Bayraktar, yaptığı açıklamada, dünyada kesme çiçek üretiminin 20. yüzyılın başlarında önem kazanmaya başladığını, artan gelir seviyesiyle birçok ülkede kişi başına düşen kesme çiçek tüketiminin artış gösterdiğini, bunun sonucu rekabetin de arttığını belirtti. ABD, Japonya, İtalya, Hollanda gibi geleneksel üretim yerleri dışında Kolombiya, Ekvador, Kenya gibi ülkelerde de kesme çiçek üretiminin arttığına dikkati çeken Bayraktar, Hindistan, Çin, Brezilya, Meksika, Japonya, ABD ve Tayland gibi ülkelerin önemli kesme çiçek üreticileri olmalarına rağmen kendi iç pazarlarına yönelik üretim yaptıklarını, Hollanda, Kolombiya, Ekvador ve Kenya gibi ülkelerin ise ihracatta başı çektiğini vurguladı.
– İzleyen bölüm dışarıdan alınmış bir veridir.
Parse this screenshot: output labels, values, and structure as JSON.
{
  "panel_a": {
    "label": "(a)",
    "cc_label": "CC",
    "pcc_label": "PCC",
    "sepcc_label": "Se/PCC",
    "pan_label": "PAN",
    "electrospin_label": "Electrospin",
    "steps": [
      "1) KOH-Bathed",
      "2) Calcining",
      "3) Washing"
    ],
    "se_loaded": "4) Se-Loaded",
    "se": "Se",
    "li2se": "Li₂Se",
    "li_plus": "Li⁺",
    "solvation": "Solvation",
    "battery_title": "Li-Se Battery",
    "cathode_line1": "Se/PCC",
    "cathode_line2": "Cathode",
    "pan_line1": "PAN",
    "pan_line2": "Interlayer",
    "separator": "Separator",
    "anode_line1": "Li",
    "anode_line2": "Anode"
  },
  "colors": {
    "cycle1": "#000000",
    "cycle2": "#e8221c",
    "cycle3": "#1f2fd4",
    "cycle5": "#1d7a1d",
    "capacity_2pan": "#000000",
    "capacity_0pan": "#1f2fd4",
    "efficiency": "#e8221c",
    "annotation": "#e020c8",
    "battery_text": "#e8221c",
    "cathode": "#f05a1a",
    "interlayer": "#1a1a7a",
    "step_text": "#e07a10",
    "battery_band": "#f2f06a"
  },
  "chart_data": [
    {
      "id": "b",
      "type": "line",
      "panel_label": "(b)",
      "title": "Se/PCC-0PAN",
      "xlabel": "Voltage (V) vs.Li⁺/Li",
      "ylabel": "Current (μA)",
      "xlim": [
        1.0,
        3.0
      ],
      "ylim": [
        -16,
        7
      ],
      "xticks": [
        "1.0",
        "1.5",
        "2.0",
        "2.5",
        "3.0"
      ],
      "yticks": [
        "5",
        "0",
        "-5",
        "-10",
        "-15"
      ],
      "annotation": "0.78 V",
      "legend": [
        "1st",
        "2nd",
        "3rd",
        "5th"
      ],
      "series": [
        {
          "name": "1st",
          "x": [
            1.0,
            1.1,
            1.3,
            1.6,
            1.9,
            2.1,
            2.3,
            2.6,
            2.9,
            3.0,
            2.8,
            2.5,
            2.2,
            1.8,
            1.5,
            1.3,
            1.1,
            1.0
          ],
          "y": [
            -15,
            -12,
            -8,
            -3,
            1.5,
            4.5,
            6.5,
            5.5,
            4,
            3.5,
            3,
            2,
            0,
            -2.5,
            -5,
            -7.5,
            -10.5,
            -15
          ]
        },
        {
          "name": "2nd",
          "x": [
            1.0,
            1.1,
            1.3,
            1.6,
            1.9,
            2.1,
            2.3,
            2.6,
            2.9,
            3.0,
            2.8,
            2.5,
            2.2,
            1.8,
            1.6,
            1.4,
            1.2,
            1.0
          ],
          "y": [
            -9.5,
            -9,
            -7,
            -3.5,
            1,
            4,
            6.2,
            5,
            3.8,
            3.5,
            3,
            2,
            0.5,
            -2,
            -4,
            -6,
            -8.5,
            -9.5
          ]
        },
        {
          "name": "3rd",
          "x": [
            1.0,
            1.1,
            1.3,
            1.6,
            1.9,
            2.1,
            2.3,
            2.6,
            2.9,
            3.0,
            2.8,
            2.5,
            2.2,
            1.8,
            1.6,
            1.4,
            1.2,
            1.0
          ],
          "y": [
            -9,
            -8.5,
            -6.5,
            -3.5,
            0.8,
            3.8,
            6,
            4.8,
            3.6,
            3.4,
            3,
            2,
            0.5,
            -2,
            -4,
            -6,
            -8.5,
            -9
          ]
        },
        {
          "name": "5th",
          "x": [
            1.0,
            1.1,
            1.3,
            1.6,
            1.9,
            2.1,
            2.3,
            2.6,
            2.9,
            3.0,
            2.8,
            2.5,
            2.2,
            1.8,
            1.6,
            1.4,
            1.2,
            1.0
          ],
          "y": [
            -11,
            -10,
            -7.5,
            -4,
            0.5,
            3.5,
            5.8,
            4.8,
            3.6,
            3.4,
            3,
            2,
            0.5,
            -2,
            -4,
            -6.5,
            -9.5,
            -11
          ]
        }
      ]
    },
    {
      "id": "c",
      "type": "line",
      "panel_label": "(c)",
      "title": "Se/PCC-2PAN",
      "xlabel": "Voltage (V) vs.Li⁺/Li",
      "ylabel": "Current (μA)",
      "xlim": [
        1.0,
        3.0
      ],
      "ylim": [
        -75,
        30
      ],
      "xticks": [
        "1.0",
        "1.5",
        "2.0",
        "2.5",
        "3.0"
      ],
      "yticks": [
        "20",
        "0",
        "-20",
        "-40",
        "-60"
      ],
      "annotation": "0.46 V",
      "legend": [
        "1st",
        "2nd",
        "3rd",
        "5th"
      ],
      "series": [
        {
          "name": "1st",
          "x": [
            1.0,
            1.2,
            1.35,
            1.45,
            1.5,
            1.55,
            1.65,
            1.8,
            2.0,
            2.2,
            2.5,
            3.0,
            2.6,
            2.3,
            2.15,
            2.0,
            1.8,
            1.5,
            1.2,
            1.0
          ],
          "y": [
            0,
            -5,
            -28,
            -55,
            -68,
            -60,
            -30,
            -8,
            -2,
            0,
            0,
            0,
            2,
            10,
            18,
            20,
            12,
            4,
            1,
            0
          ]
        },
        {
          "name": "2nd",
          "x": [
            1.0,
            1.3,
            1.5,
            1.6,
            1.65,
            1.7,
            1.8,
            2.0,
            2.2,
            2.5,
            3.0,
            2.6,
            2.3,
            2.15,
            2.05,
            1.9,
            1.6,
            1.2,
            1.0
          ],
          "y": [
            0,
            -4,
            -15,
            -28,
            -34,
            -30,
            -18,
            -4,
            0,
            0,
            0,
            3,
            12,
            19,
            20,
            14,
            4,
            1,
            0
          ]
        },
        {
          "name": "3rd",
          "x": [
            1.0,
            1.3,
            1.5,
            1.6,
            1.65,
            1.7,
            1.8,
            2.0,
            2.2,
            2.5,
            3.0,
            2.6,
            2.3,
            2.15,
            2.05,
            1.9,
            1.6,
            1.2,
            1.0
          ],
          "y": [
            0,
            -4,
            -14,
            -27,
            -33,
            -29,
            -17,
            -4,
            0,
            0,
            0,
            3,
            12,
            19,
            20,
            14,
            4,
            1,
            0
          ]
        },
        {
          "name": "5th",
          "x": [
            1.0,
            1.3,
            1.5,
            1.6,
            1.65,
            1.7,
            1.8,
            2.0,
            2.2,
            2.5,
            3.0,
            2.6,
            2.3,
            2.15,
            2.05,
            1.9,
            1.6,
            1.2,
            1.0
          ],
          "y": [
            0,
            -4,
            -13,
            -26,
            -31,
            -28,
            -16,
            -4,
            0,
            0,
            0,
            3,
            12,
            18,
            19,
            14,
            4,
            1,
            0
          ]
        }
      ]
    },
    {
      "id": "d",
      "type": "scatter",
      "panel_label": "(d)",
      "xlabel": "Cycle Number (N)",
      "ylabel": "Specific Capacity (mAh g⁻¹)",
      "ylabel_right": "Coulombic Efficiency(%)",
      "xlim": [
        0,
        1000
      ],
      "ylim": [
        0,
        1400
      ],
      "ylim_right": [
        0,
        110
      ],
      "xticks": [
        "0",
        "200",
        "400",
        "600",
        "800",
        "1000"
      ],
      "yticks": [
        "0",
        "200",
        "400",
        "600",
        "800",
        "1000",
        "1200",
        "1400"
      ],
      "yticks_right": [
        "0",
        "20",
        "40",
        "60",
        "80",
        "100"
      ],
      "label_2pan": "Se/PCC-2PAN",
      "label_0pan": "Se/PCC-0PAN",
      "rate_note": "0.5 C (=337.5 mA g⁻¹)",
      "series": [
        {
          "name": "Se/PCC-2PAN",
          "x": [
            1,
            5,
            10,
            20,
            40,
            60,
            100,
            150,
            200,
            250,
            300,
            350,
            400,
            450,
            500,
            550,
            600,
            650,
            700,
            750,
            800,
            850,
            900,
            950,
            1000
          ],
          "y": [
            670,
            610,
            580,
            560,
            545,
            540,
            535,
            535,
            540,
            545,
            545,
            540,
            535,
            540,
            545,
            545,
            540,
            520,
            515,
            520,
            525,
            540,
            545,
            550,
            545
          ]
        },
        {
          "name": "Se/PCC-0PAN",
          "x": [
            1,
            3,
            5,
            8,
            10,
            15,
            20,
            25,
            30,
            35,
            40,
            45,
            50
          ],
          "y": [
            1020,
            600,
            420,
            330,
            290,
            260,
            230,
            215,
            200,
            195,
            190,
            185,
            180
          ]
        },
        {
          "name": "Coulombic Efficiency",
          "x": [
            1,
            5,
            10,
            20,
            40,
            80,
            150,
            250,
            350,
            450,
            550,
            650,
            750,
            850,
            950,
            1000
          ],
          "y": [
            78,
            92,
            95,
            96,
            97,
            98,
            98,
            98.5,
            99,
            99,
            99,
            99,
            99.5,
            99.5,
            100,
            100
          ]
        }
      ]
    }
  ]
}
-Hollanda 3,8 milyar dolar ihracatla ilk sırada, Türkiye 21’nci-
Türkiye’nin 2014 yılı verilerine göre, kesme çiçek üretiminde 26’ncı, ihracatında 32 milyon dolarla 21’inci sırada kalırken, 8,4 milyar dolarlık kesme çiçek ticaretinde Hollanda’nın 3,8 milyar dolarla ilk sırayı aldığına dikkati çeken Bayraktar, Kolombiya’nın 1,4 milyar dolarla ikinci, Ekvador’un 0,8 milyar dolarla üçüncü, Kenya’nın 0,7 milyar dolarla dördüncü sırada bulunduğunu belirtti. Bayraktar, “Almanya 1,3, ABD 1,2, İngiltere 1,1, Hollanda 0,9, Rusya 0,6 milyar dolarlık kesme çiçek ithalatı yaparken, dünyada ithalatta ilk 20’de 17 Avrupa ülkesi varken, Kenya’dan, dünyanın öbür ucundaki Kolombiya’dan, Ekvador’dan Avrupa’ya kesme çiçek ithal edilirken, Avrupa’nın yanı başındaki Türkiye’nin sadece 32 milyon dolarlık ihracatta kalması kabul edilemez. İlk 20’ye Avrupa dışında sadece ABD, Japonya ve Kanada giriyor. Bir an önce ihracata ağırlık verilmelidir” dedi.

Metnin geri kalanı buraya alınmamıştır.